I definitely would have made better assumptions on a show that I knew well. Watching a show with no sound that I am familiar with, I would have known that the girls were twins. I had to discover that after I turned the sound on. Using non verbal cues did not tell me the whole story. Not only that but the non verbal cues also tricked me into thinking the girls were different ages. This huge error in assumption taught me a lot about making assumptions about people based on their clothes, make-up, etc. We cannot know a person by simply looking at their outward appearance but only through verbal connection can we get to know a person and develop a relationship.
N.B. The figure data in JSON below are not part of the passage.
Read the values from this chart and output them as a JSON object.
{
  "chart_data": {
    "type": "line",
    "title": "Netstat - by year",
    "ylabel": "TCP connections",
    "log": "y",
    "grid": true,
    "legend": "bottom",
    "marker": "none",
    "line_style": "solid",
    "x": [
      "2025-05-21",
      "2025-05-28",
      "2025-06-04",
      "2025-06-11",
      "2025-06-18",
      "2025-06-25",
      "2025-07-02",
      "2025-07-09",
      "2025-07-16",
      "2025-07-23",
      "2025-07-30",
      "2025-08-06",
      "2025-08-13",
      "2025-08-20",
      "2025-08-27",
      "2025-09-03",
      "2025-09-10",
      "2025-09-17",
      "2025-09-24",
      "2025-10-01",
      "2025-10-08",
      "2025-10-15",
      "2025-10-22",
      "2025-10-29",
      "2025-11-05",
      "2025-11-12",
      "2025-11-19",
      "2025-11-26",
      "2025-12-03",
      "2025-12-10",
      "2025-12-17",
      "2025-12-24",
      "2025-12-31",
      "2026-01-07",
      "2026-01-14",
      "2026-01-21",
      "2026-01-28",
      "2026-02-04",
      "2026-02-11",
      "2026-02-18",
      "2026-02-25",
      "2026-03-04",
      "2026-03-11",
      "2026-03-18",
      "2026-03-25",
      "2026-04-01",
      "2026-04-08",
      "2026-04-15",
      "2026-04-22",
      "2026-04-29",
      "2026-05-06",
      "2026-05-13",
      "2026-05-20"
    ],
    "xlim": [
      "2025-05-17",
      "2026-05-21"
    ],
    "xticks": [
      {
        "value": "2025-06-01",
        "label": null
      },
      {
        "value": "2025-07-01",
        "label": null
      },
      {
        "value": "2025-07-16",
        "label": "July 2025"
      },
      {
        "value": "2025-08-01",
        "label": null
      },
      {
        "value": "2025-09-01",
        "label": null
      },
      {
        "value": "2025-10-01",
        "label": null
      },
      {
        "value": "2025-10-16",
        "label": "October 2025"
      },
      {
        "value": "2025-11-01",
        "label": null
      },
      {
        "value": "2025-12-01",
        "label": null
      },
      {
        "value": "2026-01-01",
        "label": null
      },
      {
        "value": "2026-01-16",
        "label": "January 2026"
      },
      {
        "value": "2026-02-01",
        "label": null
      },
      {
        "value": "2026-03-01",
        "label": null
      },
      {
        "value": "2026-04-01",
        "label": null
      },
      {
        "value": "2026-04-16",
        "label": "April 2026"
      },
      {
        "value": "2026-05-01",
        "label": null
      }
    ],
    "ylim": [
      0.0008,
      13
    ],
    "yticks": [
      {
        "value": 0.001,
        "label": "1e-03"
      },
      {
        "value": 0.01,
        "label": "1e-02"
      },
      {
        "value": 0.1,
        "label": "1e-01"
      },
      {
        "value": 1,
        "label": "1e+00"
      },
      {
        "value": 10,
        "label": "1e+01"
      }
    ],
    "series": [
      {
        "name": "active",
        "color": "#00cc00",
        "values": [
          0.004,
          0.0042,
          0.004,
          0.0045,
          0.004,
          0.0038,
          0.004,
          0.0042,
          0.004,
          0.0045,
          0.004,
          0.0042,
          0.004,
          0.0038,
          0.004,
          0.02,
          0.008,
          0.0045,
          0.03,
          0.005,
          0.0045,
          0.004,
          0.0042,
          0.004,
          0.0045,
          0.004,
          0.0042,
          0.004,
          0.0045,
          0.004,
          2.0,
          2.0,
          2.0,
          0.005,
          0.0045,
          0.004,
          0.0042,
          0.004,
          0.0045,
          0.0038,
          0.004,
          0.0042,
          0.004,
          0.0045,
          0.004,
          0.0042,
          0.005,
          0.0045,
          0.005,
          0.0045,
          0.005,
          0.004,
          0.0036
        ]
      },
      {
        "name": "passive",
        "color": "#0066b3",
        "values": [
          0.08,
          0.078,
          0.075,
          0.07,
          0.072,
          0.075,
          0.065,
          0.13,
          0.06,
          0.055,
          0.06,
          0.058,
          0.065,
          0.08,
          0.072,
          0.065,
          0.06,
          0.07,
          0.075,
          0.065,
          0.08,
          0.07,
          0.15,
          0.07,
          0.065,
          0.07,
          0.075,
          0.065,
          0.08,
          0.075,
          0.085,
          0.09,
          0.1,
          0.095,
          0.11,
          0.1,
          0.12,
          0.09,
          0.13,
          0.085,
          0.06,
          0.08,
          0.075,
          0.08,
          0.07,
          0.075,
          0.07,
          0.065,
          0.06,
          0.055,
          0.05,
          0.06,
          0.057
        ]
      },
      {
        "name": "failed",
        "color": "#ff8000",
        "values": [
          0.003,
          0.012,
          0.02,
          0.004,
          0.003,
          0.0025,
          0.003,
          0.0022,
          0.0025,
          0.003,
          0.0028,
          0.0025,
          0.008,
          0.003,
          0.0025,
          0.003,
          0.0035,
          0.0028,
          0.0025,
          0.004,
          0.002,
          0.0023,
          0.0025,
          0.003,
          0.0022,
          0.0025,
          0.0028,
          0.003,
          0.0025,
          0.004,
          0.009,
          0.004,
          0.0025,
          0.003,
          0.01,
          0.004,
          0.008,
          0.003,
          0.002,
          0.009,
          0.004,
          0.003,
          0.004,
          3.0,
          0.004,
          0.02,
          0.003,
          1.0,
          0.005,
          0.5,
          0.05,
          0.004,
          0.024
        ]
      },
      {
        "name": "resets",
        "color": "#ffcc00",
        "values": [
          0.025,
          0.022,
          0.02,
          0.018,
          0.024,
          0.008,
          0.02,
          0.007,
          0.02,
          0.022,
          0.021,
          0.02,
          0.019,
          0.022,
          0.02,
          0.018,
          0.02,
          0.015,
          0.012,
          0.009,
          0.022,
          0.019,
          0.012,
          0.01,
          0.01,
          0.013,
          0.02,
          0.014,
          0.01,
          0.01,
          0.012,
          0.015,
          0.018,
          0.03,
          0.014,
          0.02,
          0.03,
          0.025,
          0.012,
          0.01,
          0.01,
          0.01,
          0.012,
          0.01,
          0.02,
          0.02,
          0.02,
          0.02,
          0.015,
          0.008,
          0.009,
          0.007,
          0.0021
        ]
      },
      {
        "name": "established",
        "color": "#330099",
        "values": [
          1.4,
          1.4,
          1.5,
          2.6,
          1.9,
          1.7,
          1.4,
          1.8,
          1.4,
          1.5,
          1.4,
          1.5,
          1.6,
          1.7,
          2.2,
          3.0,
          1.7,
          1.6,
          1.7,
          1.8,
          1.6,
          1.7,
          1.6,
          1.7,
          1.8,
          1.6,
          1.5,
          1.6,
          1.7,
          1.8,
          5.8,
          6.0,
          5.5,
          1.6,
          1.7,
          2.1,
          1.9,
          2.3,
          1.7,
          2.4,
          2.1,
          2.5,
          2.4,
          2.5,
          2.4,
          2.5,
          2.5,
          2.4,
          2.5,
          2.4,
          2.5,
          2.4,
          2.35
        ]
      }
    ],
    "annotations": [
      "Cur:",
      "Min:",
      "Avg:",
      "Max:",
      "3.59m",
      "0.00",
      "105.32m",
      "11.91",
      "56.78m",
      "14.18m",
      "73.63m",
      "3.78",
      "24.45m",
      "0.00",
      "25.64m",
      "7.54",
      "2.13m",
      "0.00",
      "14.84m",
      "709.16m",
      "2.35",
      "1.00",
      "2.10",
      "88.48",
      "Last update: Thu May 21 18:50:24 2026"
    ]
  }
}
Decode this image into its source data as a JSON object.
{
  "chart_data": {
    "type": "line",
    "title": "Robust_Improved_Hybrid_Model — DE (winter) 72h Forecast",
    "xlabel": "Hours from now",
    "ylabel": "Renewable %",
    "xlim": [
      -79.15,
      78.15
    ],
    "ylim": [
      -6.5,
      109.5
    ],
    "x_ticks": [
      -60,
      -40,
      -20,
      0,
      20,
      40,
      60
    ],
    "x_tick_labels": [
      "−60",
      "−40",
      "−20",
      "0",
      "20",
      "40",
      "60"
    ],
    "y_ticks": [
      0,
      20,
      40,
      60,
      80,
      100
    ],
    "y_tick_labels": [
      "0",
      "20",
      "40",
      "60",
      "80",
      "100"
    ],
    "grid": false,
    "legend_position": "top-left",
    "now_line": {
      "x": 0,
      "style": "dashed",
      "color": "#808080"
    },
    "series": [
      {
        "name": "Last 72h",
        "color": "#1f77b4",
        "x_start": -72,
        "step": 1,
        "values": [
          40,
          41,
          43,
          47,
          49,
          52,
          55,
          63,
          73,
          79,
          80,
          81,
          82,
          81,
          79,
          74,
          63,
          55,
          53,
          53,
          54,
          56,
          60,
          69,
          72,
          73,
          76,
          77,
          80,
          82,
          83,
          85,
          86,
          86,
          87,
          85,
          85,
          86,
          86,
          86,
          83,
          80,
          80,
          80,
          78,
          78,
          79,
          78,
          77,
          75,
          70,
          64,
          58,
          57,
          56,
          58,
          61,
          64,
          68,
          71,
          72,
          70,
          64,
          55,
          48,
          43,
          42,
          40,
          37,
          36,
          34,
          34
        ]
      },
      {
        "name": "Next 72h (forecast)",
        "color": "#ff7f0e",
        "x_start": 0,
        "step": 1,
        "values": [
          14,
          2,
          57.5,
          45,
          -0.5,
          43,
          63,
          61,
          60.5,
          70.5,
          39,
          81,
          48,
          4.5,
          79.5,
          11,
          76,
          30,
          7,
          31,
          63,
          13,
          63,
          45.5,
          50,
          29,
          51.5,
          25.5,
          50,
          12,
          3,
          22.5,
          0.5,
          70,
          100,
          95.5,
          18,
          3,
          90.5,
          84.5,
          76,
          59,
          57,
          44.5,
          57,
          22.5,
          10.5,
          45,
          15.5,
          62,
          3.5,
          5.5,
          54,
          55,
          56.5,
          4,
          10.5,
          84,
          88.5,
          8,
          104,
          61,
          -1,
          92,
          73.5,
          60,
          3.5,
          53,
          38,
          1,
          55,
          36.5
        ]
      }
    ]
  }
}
There was a scene that I think summarizes this. Liv dressed up like Maddie in a sports jersey, glasses, and pony tail and asked this boy to go to a dance. He told her no because he said you are not my type. He later explained to Maddie what happened and he said he told her no because he knew all along it was Liv dressed up like Maddie. This boy obviously knew the two girls far beyond looks.

Thursday, September 5, 2013

Effective Communicators

When I think of an effective communicator, the first trait that comes to mind is someone who listens. Most people think of communication as talking, but I prefer to communicate with someone who actively listens to me or others. A friend of mine named Jodie has always been an effective communicator. I met her when our daughters took dancing lessons together fourteen years ago. We spent many hours over the years waiting for our daughters to finish their lessons. She always listened to whatever I was saying and was not distracted by anything else going on around us. I knew she was listening because she would make comments or ask questions about my conversation. Over the years that I have known her, she makes every attempt to make the person she is talking to feel valued. I always walk away from her feeling a little more uplifted than I was before I spoke to her. I wish I could say more about her traits besides the fact that she listens because there is so much more that she does. Her skills are hard for me to define. Her friendliness is not fake but very genuine. I would love to be able to communicate the way she does, and make people feel valued after a simple conversation. She may have learned some of her communication skills from her job. She is a Human Resource Director of a company. I hope I leave this course understanding her skills, and I hope I have learned some of them also.